Consequently, says Ms. Durso-Hughes, decisions on waste management in businesses across the country are increasingly being ''kicked higher and higher up the administrative ladder.''

The key to enlightened management, environmentalists agree, is keeping separate the waste materials that once were routinely mixed at the end of the manufacturing process. Only then can valuable components be recovered.

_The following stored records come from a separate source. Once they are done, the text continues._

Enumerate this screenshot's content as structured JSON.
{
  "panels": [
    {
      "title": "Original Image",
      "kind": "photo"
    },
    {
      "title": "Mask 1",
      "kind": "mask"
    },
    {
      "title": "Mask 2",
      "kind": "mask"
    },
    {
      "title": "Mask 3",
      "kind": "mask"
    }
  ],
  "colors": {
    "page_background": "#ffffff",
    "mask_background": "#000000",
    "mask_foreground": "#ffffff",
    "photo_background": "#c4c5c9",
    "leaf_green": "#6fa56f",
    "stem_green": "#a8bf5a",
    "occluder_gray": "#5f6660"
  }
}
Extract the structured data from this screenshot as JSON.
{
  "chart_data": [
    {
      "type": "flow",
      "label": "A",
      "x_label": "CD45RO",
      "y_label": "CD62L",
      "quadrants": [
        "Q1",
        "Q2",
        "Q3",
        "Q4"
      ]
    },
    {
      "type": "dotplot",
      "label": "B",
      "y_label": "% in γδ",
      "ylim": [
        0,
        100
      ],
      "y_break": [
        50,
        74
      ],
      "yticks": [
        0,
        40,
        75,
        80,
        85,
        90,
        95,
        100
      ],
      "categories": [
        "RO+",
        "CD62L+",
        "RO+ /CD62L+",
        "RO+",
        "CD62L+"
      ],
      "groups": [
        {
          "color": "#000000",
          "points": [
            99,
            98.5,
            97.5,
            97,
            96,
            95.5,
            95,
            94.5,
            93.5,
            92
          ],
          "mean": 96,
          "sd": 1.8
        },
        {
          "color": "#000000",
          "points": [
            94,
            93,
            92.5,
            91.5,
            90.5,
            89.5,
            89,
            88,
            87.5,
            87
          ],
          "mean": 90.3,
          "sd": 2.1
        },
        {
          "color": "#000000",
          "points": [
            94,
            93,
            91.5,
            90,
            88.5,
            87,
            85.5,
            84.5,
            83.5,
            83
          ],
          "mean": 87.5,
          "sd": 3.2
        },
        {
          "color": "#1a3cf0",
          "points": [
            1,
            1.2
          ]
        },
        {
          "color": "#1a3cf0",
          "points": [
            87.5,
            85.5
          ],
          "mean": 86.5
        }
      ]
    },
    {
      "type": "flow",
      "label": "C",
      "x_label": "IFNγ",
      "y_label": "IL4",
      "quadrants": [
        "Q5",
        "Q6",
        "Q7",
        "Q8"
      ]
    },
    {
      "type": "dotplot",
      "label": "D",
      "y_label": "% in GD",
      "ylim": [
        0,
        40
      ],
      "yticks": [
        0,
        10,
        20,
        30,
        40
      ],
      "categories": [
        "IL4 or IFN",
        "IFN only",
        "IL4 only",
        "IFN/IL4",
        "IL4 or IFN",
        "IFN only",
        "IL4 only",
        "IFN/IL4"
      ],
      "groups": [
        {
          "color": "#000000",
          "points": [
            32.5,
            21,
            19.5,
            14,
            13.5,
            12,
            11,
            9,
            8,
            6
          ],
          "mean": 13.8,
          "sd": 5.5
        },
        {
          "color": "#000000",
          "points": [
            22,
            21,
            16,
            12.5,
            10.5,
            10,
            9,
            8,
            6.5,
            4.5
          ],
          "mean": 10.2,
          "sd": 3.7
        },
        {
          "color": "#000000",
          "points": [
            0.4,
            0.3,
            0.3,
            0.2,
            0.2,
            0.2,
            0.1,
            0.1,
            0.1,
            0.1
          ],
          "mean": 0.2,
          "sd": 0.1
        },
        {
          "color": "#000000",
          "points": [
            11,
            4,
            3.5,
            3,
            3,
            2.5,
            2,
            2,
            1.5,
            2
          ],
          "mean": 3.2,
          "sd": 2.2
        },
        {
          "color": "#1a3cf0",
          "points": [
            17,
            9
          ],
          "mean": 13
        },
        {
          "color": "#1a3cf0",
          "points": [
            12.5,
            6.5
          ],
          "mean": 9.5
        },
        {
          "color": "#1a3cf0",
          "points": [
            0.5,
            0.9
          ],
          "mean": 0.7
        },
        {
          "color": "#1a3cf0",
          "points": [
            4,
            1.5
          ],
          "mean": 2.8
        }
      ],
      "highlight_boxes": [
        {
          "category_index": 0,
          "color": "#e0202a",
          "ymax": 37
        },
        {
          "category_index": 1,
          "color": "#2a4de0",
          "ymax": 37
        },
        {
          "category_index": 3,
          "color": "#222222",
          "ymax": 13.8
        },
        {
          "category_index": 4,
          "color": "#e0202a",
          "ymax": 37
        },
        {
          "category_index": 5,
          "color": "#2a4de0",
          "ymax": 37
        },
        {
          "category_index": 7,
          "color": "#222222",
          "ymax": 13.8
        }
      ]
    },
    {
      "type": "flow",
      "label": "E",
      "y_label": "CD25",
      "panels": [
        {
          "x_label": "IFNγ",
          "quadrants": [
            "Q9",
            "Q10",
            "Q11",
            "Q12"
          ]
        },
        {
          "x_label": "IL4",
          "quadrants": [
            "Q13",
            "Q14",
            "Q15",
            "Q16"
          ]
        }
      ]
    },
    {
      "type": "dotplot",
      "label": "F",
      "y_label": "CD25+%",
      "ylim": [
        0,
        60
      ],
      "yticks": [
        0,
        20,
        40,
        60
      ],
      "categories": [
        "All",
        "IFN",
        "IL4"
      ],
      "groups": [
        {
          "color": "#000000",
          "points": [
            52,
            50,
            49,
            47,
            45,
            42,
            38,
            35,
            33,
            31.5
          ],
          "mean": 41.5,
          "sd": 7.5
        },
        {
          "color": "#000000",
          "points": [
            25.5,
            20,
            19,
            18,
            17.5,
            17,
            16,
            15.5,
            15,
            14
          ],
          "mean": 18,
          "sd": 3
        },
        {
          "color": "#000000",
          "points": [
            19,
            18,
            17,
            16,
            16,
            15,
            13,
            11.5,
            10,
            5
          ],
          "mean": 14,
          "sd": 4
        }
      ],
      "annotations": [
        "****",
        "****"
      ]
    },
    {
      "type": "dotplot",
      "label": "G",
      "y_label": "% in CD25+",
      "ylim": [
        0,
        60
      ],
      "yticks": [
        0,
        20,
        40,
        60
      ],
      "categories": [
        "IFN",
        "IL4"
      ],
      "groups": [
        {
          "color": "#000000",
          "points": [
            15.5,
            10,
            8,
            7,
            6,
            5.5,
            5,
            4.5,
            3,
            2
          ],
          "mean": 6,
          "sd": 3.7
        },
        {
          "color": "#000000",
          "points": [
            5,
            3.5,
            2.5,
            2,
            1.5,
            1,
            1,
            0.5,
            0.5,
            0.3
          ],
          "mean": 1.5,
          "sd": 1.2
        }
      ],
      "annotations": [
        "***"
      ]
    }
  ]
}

Some of the impetus for more enlightened management is coming from the states. North Carolina, Michigan, Minnesota, Wisconsin, and Oregon offer tax breaks for companies that reduce or recycle their wastes. Kansas, Indiana, Maine , Florida, and New York are among those that charge industries for the ''privilege'' of generating hazardous waste. California and New York also provide industry with technical assistance to find alternative disposal and reduction techniques. California, in fact, requires generators of wastes to justify their choice of disposal over recycling.

Oregon informally asks generators of chemical wastes in the state to look into the feasibility of recycling.

Until source reduction more fully takes hold, waste-exchange programs are the principal alternative means of lightening the burden on landfills. Their premise: that one manufacturer's waste is someone else's raw material. Sewage plants, for example, are increasingly using discarded, acid-laden fluids - called pickling liquors - from steelmakers to treat their municipal sludge.

Regional clearinghouses for these exchange programs are usually run by state governments, trade associations, or chambers of commerce. They either maintain lists of wastes that one firm wants to transfer along with lists of potential users or else they ''broker'' wastes between generators and reusers.